I had my annual physical this week. There is always a bit of anxiety associated with this for me. Could there be something lurking in my blood or urine that will make the doctor frown and clear his throat before he speaks the news? As usual, though, everything was fine, or at least as fine as can be expected for a 63 year old body that has had some rough handling.

I did tell him, with some concern, that I haven’t felt myself since the bought of pneumonia I had at the end of last summer. My doctor has a way of listening to me where he sits and stares at his knees while I’m talking. I said my appetite hasn’t returned to normal since last year, and that I lack energy and sometimes have trouble sleeping. He also has a way of asking short but pertinent questions while still looking down at his knees.

Then he looked up at me, and said, “I think you’re in a funk.”

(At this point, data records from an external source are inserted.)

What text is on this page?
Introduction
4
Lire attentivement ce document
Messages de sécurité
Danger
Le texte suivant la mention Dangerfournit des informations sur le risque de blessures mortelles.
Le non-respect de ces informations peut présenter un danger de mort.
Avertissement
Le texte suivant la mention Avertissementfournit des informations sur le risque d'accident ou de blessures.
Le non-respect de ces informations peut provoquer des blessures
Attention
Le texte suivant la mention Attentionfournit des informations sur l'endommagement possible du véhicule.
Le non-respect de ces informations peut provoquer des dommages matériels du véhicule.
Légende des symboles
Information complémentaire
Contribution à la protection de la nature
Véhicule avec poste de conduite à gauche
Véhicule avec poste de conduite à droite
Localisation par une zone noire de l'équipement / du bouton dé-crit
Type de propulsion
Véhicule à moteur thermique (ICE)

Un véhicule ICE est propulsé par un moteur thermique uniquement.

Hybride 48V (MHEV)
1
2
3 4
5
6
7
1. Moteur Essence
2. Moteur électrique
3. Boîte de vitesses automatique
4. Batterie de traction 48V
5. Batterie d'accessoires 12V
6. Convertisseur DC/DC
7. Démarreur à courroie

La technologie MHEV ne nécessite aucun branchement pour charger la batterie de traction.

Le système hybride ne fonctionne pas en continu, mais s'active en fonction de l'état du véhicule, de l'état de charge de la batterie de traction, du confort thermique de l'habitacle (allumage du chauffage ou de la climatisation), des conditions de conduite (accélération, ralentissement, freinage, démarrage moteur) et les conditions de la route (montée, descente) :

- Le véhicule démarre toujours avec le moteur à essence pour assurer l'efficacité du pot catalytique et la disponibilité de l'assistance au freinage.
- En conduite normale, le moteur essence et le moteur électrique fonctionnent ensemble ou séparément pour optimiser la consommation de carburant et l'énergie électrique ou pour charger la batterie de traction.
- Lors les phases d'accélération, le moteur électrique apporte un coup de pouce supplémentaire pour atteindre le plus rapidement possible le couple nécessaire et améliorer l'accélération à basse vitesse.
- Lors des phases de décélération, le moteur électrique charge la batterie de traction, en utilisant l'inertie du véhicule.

There was a few moments of silence while this technical term sunk in. He then proceeded to tell me a story about his own life where he experienced a period of funk. And it started to make sense. And it was probably the best news I could have gotten.

The pneumonia last summer coincided with my Dad moving into an assisted living facility because of the progression of his dementia. Mom decided shortly after that to move out of their beautiful home to an apartment in a senior facility near Dad. There was a lot of stress associated with all this. On top of that, our dog Franco contracted a bad case of Lyme Disease, and before we caught it, he nearly died (he’s fine now.)

The doctor was telling me in so many words that we all have a limit of how much we can handle at one time, and once that limit is exceeded, funk ensues. For me, I guess, the funk has stayed around for a long time. I’m hoping it isn’t permanent, but if it is, I guess I’ll handle it. In my life, periods of funk have been most successfully eradicated by eating right, exercising, and being interested and involved enough in something that I forget about my troubles. At least that is my current strategy, and a lucky thing it is. For if I had to express my philosophy of life in a nutshell, that eradication technique would pretty much be it.

6 Responses to “Funk”

  1. Loved reading about your “FUNK.” Praying you come out of it soon. I know you can do it!!!

    • Tom Heider says:

      Hi Ted I call what you have a case of the Hanks ! that’s when life gets so complicated that we don’t have the time or energy to do everything that we want to do or everything that we should be doing . Family and friends take up a lot of our time and thought .life gets so hecktic is that even a word? if it is it can’t be spelled right ! To make a long story short . Shake it off do what you can and let the rest wait till you get to it .your a good man and you care about other people l for one respect you as a friend as Fire Chief and as a good neighbor .so just shake it off !

      • Josh Hiner says:

        You’re in our thoughts. We all care about you. Emotional and physical stress can be a drain and a vicious cycle. I think your approach is probably the best one. Comming to grips, processing events, and for some things; acceptance all take time. Being human sure has its ups and downs!

        • Ted says:

          You da man Josh. Patience is probably the best advice as you say. Now that I understand better what is going on, I think I’m moving in the right direction. Ted

      • Ted says:

        Thanks Tom. Shake it off is good advice, and I think I’m on the right road now that I know what I’m up against. Good friends (like you) are the best medicine I think. Ted

    • Ted says:

      Thank-you Lou Ann! It is a slower process than I’d anticipated, but now that I know what I’m up against, I think I’ll do better.